Refletir para Viver, com Rosandro Klinger Quando a gente segue alguém violento nas redes sociais, não é só falta de caráter. Às vezes é identificação com o agressor, mas e se em muitos casos for identificação com a vítima? Já pensou nisso? Hoje eu quero aprofundar o caso do cantor flagrado agredindo a esposa a partir de duas perspectivas que quase ninguém encara.
Se olharmos com uma lente de aumento, veremos dois grupos muito distintos. E isso diz muito sobre a nossa saúde mental coletiva. De um lado, com muita delicadeza, eu vejo mulheres. Muitas dessas mulheres que passaram a seguir o perfil do agressor não estão lá por maldade.
Chapter 2: How does the concept of camaraderie influence men's support for aggressors?
Estão lá por identificação traumática. São mulheres que vivem dores tão profundas e silenciosas em suas próprias casas que precisam olhar a tragédia da outra para sentir que não estão loucas. É como se, ao ver a exposição daquela dor, elas sentissem um alívio torto. Eu não estou sozinha nesse inferno. Elas consomem a tragédia alheia para anestesiar a própria ou para validar um sofrimento que ninguém vê.
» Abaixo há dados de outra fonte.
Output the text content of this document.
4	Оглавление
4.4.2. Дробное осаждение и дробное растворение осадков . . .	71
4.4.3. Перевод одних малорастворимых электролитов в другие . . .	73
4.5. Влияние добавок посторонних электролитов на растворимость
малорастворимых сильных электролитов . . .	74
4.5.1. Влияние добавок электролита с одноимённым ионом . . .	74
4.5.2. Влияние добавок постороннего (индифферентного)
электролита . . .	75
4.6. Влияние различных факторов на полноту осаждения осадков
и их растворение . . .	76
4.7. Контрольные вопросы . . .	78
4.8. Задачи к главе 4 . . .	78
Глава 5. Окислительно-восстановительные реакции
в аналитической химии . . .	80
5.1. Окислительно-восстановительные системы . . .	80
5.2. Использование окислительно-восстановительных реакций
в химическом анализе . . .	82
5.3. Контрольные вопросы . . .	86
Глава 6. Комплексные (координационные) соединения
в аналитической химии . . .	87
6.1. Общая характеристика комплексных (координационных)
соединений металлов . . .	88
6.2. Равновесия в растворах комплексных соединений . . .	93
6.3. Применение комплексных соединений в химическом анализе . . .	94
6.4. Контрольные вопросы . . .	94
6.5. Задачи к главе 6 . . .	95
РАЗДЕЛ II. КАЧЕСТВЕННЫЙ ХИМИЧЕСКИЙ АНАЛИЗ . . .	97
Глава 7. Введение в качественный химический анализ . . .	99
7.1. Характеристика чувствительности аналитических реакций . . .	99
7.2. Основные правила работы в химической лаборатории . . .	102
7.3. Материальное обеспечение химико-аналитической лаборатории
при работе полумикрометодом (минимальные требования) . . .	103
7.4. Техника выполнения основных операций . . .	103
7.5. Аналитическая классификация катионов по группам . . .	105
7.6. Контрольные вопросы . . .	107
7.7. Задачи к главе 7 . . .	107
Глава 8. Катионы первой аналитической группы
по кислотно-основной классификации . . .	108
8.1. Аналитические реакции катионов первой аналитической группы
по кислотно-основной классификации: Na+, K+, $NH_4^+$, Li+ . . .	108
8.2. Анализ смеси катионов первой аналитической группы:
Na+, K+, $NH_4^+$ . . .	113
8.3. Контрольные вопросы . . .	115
É o clique como pedido de socorro. Mas, do outro lado, existe algo muito mais sombrio. Existe uma legião de homens que seguem o agressor não por curiosidade, mas por camaradagem. Eles veem ali um companheiro de visão de mundo. Homens que, no fundo, concordam com a submissão pela força. Homens que sentem que o mundo está chato demais e que veem na violência do outro a realização da sua própria violência reprimida.
Chapter 3: How does the internet transform personal pain into entertainment?
Para estes, seguir o agressor é um ato político silencioso. É dizer, sem abrir a boca, tamo junto, parceiro. Você fez o que eu gostaria de fazer. Ou pior, você faz o que eu também faço. Portanto, esse número gigante de seguidores não é só plateia, é sintoma. De um lado, mulheres feridas procurando espelho. Do outro, homens violentos procurando validação.
Chapter 4: What role does collective mental health play in the response to violence?
E enquanto a gente não cuidar dessas feridas e não responsabilizar essa violência, a internet vai seguir fazendo o que sempre faz. Transformar dor em entretenimento e crime em fama. Ou seja, o algoritmo vai continuar premiando o pior. Porque a barbárie dá clique. E clique dá poder.